The Circular clearly states that the basis for considering and certifying the registration of international bond issuance is the value of the international bond issuance is within the total annual limit of foreign commercial loans for self-borrowing and self-payment approved by the Prime Minister; the issuer conforms and completely fulfills the current Law on providing corporate bonds to the international market, current Law on managing foreign exchange for overseas borrowing and debt repayment activities not guaranteed by the Government.

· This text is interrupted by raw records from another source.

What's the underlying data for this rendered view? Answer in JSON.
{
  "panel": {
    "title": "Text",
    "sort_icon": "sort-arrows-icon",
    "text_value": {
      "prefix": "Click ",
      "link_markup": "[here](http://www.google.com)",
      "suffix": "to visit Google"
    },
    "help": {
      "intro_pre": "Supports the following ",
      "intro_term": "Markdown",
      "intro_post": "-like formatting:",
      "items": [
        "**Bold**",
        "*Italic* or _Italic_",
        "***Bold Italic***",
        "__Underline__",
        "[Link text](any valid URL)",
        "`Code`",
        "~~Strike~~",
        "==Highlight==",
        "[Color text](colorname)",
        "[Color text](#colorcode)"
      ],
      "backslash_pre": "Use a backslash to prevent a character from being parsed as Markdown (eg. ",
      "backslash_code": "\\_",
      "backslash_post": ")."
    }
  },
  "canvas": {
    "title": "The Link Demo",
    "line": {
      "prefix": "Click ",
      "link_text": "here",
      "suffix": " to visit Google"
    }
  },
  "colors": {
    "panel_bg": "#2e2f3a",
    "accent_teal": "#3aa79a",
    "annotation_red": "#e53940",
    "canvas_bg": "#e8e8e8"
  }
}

Procedures for the registration of international bond issuance
Before a bond offering is made, the following requirements must be met, according to the Circular: After the international bond issuance plan has been approved by a competent authority in accordance with the law and at least 20 working days before the issuer conducts a bond offering in the international market, the issuer shall send one set of application files for registration of international bond issuance to the State Bank (Foreign Exchange Management Department); within 8 working days from the date of receipt of the complete and valid dossier, the State Bank shall issue a written confirmation or refusal to confirm the issuance limit. In case of refusal to confirm the issuance limit, the State Bank shall send a written explanation clearly stating the reason.
When issuing bonds, the issuer must submit the necessary documents prior to the date on which the bond price will be determined, after choosing the underwriters, agents, and legal advisors associated with the issue, and if the issue’s value falls within the total limit of foreign commercial loans for self-borrowing and self-paying, which is annually approved by the Prime Minister.
The issuer completes the application for registration of the issuance with the official components in accordance with the requirements when the regulatory documents have been formally signed between the connected parties.
In the event that the information in Part Three of the application for registration of international bond issuance changes as a result of the issuance, the issuer must revise and resubmit the application.
The issuer must include a written report describing the differences between the contract, the official agreement, and the final draft in the preliminary dossier submitted to the SBV if the officially signed contracts and agreements differ in content from the drafts sent to the SBV and do not violate applicable laws.
The State Bank shall check the completeness and validity of the preliminary dossier within 10 working days of receiving it. The State Bank must request the issuer in writing to complete the application for registration of the issuance if it is required to clarify, add to, or modify pertinent contents.
Within 02 working days from the date of receiving the official dossier as prescribed, the State Bank shall send a written confirmation of registration of international bond issuance to the issuer. In case of refusal, the State Bank shall send a written explanation clearly stating the reason.
This Circular will go into effect on September 15, 2022.